Adult Care homes and assisted living facilities work with a unique group of individuals, our elderly population. Working this close with other individuals can be a rewarding experience.  Recently, there was a story in the news regarding the practice of fragrance-free work places and it made me think of the adult care homes and assisted living facilities we work with on a daily basis. Actually, it made me a bit concerned as well.

Recently an employee at another business was allergic to the “cherry blossom” scent and her co-workers thought it was a joke so they wore the fragrance during work and the allergic employee became ill from it. To fix the situation the employee went to her boss to see if she could work from home, which was denied, and then she asked for a fragrance-free work place, which was also denied. Now the employee (well old employee) is taking her former boss to court for this.

This is why I thought of you. Are any of your residents allergic to perfumes or scents? If they are, how are they impacted? Do they get ill or have asthma attacks? This is critical to know in order to provide a healthy living environment.  To make sure you are aware of your residents’ allergies including scent allergies, add this question to your admission process.  This will assure that you are providing a health and safe living environment for all of your residents.

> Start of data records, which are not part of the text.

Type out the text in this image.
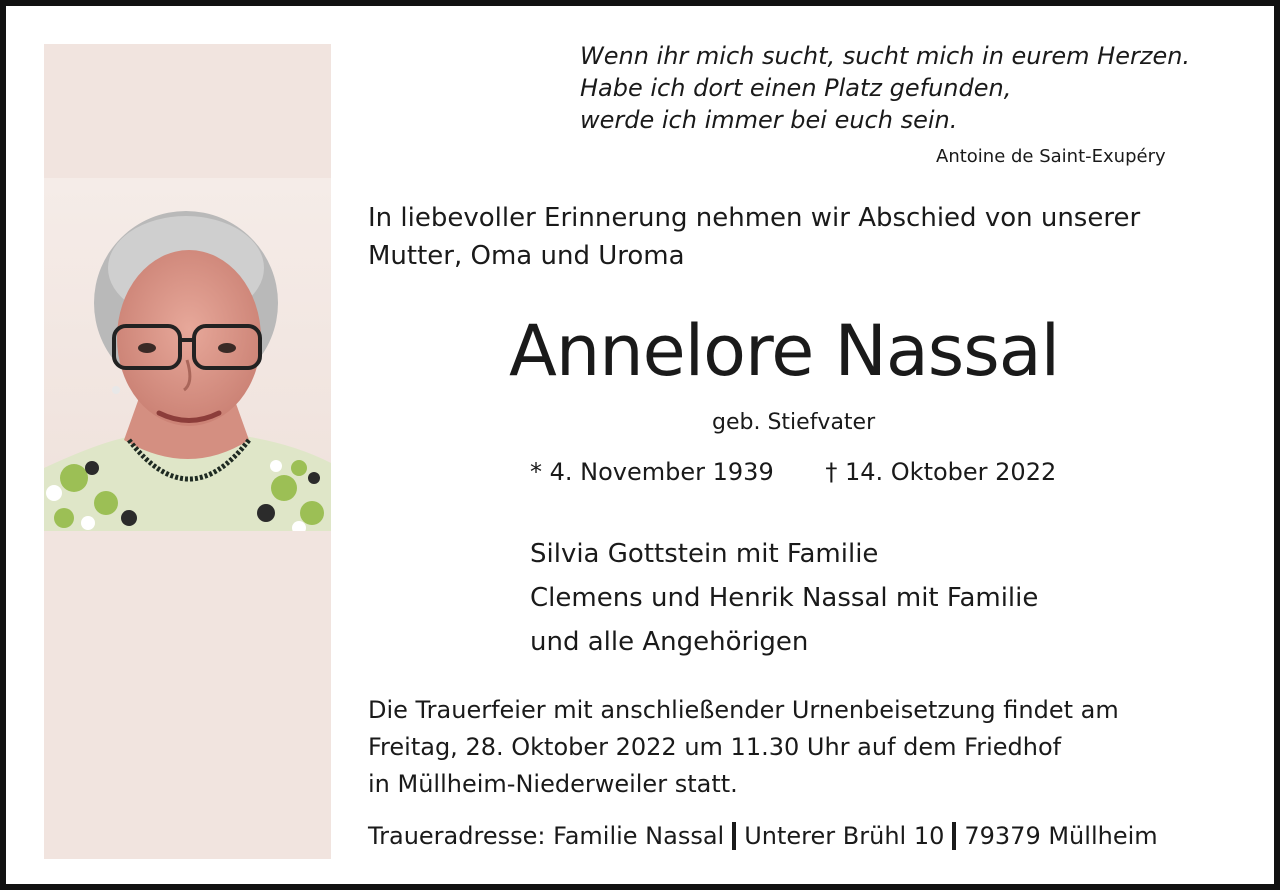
Wenn ihr mich sucht, sucht mich in eurem Herzen.
Habe ich dort einen Platz gefunden,
werde ich immer bei euch sein.
Antoine de Saint-Exupéry
In liebevoller Erinnerung nehmen wir Abschied von unserer
Mutter, Oma und Uroma
Annelore Nassal
geb. Stiefvater
* 4. November 1939 † 14. Oktober 2022
Silvia Gottstein mit Familie
Clemens und Henrik Nassal mit Familie
und alle Angehörigen
Die Trauerfeier mit anschließender Urnenbeisetzung findet am
Freitag, 28. Oktober 2022 um 11.30 Uhr auf dem Friedhof
in Müllheim-Niederweiler statt.
Traueradresse: Familie Nassal Unterer Brühl 10 79379 Müllheim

One Reply to “Fragrance-Free Workplace”

  1. Hi- my best friend works in a residential facility. Her groups is made up of people with severe dementia/altzheimer’s disease. I am a person with fragrance sensitivity that affects my neurological system. Looking at me from the outside you do not “see” my reaction to the toxic fragrances in many personal and household care products because it happens in my brain! Sometimes I don’t even get pain of migraine, just brain fog, dizziness, depression, etc. So you can probably see where I’m going with this. How would my friend or anyone working with elderley dementia/altzheimers clients know whether they were experiencing a reaction to fragrances. Toxic petrochemical fragrance is found not only in perfume but in many many products, including air fresheners, hand lotion, soaps, shampoo, deodorants and so forth. It’s clearly a case for proaction not reaction. Any health or care facility should immediately institute a fragrance-free policy. Many already do here and in Canada so there are examples online. The U.S. Center for Disease Control has an excellent Indoor Air Quality policy including fragrance free. The U.S. Access board has recommendations for cleaner air rooms. Most products are already available “free and clear” and if they aren’t – consumer demand will make them so.